Pneumocystis carinii pneumonia simulating as pulmonary tuberculosis in AIDS

1996 
The case of a 25-year-old male agricultural laborer with HIV infection and Pneumocystis carinii pneumonia (PCP) is described whose radiological lesions simulated pulmonary tuberculosis. He presented with loss of weight and appetite of 6 months duration cough with expectoration and minimal hemoptysis for 2 months chest pain diarrhea with fever and odonophasia for 1 month.
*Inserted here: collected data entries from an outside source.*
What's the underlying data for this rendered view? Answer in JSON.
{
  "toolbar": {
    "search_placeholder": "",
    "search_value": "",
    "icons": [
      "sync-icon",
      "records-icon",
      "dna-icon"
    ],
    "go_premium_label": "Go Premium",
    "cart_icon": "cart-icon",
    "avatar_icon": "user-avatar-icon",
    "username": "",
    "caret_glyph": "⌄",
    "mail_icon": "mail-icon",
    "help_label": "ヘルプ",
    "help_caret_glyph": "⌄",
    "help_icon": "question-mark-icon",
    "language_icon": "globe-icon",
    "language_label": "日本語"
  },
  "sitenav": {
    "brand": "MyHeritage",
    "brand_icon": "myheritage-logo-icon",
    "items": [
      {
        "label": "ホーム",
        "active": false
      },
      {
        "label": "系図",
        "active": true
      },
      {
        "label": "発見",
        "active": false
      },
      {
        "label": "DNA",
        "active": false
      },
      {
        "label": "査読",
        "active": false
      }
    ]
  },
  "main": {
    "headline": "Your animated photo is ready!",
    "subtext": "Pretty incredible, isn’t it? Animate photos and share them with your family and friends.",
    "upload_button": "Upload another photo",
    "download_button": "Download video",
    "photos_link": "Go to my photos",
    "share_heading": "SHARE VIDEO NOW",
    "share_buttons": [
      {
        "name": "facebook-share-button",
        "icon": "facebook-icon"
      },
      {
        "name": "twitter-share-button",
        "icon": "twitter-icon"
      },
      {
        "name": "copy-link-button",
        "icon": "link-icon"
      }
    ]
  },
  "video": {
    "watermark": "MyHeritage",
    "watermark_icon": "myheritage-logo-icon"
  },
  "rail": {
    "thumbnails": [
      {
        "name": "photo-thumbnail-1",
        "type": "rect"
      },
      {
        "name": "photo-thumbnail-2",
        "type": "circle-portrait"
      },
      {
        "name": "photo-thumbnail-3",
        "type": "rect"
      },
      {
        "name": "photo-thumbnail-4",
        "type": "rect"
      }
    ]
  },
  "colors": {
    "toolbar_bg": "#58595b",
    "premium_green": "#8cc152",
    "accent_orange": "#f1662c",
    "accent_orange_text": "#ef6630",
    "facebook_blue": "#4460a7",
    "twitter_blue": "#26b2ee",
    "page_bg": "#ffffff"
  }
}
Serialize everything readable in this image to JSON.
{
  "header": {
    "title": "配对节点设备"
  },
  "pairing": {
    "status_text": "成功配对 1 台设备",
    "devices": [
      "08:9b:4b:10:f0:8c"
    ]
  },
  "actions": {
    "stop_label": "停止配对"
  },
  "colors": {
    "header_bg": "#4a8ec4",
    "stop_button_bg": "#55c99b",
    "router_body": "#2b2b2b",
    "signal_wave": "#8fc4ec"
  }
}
He had received antitubercular treatment (rifampicin 450 mg and isoniazid 300 mg) 2 months prior to admission. He had been promiscuous having had multiple sexual contacts with prostitutes. General examination demonstrated marked emaciation pallor dyspnea and oral candidiasis. Auscultation indicated fine medium pitched crackles in both infraclavicular regions. Blood for ELISA and immunocomb test were positive for HIV-1 antibodies. Hemogram revealed Hb 6 gm% and TLC with polymorphs 63% lymphocytes 30% eosinophils 5% and basophils 2%. The total lymphocyte count was 2100/cu. mm. Chest roentgenography revealed bilateral diffuse homogenous infiltrative lesions involving both lungs with evidence of multiple bilateral cavitation. Therapy included antitubercular treatment with ethambutol isoniazid rifampicin and pyrazinamide along with Gentian violet mouth paint and ketoconazole orally 200 mg bid. The patient developed progressive respiratory distress and died on the 7th day after admission. Limited autopsy of both lungs showed foamy eosinophilic material filling the alveolar space and Grocetts methenamine silver staining showed cyst walls of P. carinii as black. There was no evidence of pulmonary tuberculosis. In the present case the diagnosis of PCP should have been kept in mind to increase median survival time (25.9 vs. 12.6 months without treatment) with the treatment of choice of trimethoprim plus sulphamethoxizole in doses of 20 and 100 mg/kg/day. Early diagnosis and treatment will improve the mean survival time in cases of PCP with HIV infection.